With prolonged postprocedural pain, patients may splint and limit their respiratory excursion. With decreased lung ventilation and clearance function, the possibility of infection rises within the suboptimally aerated lung. In general, RF ablation-induced pain reduces the benefits of the noninvasiveness of RF ablation and may cause relatively extended care and potential hospitalization for post-RF ablation pain control. Therefore, the procedure may become less cost-effective and less attractive as an alternative therapeutic method to surgery.

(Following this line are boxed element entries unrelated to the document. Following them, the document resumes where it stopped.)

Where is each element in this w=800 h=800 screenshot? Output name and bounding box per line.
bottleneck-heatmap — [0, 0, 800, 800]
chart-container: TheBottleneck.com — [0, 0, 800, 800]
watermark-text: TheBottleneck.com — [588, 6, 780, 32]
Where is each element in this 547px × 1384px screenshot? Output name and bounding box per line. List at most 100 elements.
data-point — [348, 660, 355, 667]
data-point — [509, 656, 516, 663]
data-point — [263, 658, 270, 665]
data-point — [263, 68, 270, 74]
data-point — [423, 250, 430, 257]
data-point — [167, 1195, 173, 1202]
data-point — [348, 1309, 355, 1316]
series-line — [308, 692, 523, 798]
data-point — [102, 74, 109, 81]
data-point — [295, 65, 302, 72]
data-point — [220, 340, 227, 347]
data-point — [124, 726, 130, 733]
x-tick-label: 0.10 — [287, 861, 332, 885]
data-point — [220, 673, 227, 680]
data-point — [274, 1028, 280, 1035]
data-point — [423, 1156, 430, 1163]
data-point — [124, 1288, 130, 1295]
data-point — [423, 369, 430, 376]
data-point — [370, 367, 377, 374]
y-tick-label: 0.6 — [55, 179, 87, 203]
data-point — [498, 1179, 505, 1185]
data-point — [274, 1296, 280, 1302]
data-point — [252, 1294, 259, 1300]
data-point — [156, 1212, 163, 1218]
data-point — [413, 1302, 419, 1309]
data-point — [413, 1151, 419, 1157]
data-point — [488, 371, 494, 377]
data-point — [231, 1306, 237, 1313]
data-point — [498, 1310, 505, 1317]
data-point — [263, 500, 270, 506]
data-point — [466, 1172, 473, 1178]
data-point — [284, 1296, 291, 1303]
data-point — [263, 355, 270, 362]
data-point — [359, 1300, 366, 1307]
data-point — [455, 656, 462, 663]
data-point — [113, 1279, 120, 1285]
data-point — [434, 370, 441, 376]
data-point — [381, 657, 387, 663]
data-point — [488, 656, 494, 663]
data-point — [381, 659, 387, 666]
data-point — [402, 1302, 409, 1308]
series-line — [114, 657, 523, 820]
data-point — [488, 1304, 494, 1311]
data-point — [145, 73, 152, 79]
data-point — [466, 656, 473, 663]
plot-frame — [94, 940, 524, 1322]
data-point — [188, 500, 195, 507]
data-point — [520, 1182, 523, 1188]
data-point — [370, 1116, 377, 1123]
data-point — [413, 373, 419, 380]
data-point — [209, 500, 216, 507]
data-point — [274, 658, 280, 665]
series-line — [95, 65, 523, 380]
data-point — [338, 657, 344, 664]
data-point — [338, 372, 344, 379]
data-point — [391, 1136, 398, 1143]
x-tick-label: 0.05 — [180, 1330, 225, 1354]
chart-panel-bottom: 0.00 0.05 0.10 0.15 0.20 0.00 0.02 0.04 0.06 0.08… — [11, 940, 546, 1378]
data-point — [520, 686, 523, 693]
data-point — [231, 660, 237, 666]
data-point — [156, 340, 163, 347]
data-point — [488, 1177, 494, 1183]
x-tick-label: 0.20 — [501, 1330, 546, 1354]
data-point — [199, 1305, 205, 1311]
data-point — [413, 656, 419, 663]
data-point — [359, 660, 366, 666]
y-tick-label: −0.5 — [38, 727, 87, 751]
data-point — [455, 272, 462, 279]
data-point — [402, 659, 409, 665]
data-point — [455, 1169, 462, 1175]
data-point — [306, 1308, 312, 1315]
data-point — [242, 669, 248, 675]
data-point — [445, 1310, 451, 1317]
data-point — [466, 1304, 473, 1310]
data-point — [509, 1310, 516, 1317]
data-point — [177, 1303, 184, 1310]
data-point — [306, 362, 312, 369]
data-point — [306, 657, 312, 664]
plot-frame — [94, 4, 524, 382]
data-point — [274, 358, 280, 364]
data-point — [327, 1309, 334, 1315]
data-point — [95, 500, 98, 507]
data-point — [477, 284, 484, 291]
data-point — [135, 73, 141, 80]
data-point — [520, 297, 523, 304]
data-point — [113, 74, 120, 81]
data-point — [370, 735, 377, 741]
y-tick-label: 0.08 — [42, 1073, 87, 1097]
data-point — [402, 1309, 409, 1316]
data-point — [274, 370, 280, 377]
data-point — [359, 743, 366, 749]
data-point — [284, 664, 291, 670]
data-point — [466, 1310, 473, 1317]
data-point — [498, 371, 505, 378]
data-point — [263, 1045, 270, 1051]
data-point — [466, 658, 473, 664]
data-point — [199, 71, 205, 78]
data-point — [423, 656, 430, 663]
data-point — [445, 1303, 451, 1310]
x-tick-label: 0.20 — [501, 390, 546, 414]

As previously mentioned, RF ablation of tumors involving the pleural margin is known to incite more pain sensors than others [11]. However, our case presentation has suggested that an artificially created pneumothorax may mitigate the pain for those patients undergoing RF ablation of those types of tumors. In our patient, the amount of sedation (25 μg of fentanyl and 1 mg of midazolam) used was substantially less than what is usually required (200 μg of fentanyl and 3 mg of midazolam) in our experience. In fact, this technique does not require general anesthesia or intercostal nerve block. Despite creation of a pneumothorax, the overall procedure time was not significantly increased, since the pneumothorax was established as the electrode was inserted and not beforehand. Overall, complications related to intraprocedural pain and deep sedation are minimized, potentially with better outcomes than with the other conventional methods of treating subpleural tumors. Although our case may suggest benefits of using iatrogenic pneumothorax to reduce the pain, possible risks and limitation must be evaluated. No major unpredicted complications are expected other than the usual potential complications that RF ablation of the lung may cause. However, a larger than planned pneumothorax or a pneumothorax related to an actual air leak may be anticipated. This may cause respiratory distress, but immediate awareness and treatment should minimize further deleterious respiratory deterioration. There are reports of utilizing artificially created pneumothorax to reach tumors in other target organs, such as the upper pole of the kidney [12], the hepatic dome [13], and the mediastinum/pulmonary hilum [14] to prevent traversal of aerated lung parenchyma. However, this is one of the first observations of utilizing an artificial pneumothorax to reduce RF ablation-induced pain in ablation of an intrathoracic intrapulmonary subpleural tumor. Future investigation focused on followings will be useful to potentiate the pain-reducing effect of iatrogenic pneumothorax in lung RF ablation: (i) evaluating a cohort of patients utilizing a subjective and objective pain scale, both during and after the procedure; and (ii) investigating how reproducible and feasible this technique is in different clinical settings such as patients with a history of lung/pleural surgery with scarring or patients with emphysematous disease.